Turkish Journal of Veterinary & Animal Sciences




Mammary gland infections occur due to bacterial changes in the mammary tissue. Studies conducted in recent years have reported variations in the most common bacteria differ according to geographical locations. California mastitis test (CMT), somatic cell count (SCC), and aerobic colony count (ACC) analyses were performed on approximately 50 mL of hygienically collected raw milk samples. Raw milk was also subjected to conventional bacteriological isolation and identification. Bacterial diversity and rates in raw milk were compared through metagenome analysis. Two samples, one from healthy milk and another from subclinical milk with mastitis, were independently tested to determine whether there were differences in the percentages (%) of bacterial phylum and genera detected as a result of metagenome analysis.
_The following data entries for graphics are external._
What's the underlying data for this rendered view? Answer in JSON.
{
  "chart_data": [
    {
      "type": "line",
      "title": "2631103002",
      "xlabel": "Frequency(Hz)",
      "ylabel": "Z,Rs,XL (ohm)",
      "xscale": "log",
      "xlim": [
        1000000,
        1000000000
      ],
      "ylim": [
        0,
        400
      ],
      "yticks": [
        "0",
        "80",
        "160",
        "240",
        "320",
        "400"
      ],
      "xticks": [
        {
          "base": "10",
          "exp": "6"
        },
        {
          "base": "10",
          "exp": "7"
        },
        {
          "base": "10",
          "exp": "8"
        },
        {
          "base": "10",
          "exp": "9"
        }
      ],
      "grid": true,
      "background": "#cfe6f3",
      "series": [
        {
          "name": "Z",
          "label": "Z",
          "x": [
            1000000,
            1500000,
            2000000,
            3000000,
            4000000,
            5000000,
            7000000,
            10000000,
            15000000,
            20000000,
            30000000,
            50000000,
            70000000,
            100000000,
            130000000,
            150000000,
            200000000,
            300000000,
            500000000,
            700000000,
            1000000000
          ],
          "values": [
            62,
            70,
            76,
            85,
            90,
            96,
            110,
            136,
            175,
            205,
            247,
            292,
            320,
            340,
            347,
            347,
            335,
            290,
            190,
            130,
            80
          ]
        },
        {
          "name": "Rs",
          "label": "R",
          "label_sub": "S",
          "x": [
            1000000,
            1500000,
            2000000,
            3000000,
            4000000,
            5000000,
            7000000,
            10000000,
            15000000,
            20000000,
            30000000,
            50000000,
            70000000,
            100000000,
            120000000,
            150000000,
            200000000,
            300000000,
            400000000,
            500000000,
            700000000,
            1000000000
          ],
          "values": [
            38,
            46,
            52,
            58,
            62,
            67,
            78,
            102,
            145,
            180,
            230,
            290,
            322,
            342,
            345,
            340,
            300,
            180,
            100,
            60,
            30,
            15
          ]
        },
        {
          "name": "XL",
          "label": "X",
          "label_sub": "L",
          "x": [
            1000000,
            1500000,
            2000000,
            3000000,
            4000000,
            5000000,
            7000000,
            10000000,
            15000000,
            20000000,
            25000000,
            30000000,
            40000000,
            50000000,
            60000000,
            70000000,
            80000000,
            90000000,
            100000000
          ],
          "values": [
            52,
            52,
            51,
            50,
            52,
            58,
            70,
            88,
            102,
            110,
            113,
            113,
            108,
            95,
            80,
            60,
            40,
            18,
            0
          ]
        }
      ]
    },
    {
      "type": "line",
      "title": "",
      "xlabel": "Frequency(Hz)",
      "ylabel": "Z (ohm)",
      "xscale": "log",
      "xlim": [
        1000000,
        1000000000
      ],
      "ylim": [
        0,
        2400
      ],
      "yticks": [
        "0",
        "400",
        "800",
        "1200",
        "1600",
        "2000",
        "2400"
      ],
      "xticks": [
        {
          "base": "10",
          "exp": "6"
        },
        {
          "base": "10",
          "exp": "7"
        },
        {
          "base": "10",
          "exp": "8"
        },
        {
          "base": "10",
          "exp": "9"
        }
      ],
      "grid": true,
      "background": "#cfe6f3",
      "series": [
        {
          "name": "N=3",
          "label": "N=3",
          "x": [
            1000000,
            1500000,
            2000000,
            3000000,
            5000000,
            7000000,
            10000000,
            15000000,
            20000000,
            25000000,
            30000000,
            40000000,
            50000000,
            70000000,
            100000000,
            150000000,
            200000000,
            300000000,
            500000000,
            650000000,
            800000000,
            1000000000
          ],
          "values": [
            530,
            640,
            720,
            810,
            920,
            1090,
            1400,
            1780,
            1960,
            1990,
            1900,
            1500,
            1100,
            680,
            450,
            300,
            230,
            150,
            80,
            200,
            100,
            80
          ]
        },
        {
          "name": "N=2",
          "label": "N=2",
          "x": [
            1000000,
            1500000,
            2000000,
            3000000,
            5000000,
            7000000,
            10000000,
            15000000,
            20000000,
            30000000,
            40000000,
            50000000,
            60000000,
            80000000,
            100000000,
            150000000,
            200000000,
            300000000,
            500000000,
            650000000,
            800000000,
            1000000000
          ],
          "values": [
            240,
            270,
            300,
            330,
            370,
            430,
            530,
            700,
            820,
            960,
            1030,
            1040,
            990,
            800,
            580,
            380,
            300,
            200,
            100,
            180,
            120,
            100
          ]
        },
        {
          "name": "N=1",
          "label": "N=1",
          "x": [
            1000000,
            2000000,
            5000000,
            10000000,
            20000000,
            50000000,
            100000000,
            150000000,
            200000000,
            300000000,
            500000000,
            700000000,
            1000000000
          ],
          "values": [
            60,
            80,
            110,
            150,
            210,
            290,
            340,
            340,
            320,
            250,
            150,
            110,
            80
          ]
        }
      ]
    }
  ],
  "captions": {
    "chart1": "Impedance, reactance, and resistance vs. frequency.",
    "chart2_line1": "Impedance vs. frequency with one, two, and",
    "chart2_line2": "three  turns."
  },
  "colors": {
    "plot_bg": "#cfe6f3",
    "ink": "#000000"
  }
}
As a result of the conventional isolation and identification of raw milk, EscherichiaShigella, Acinetobacter, Vibrio, Streptococcus, Pseudomonas, Lactococcus, Glutamicibacter and Bacillus genera, and Enterobacteriaceae family were frequently detected, respectively. As a result of metagenome analysis, the following phyla were detected in healthy raw milk: Firmicutes and Proteobacteria (7/7), Bacteroidota (6/7), and Actinobacteriota (4/7). In raw milk with subclinical mastitis, the detected phyla were Firmicutes and Proteobacteria (27/29), Actinobacteriota (11/29), and Bacteroidota (10/29). As a result of the statistical analysis, the frequency of Bacteriodata in healthy milk samples, as well as Enhydrobacter, Enterobacteriaceae, Paenibacillus, Macrococcus, Spingobacterium, and “Others”, were significantly higher than the incidence in milk samples with subclinical mastitis. The only exception was observed in Escherichia-Shigella genera, where the opposite situation was evident. As a result of metagenome studies conducted on the raw milk of animals with both healthy and subclinical mastitis, significant differences were detected in some phyla and genera. The findings of our study will shed light on mastitis treatment studies by improving the microbiota.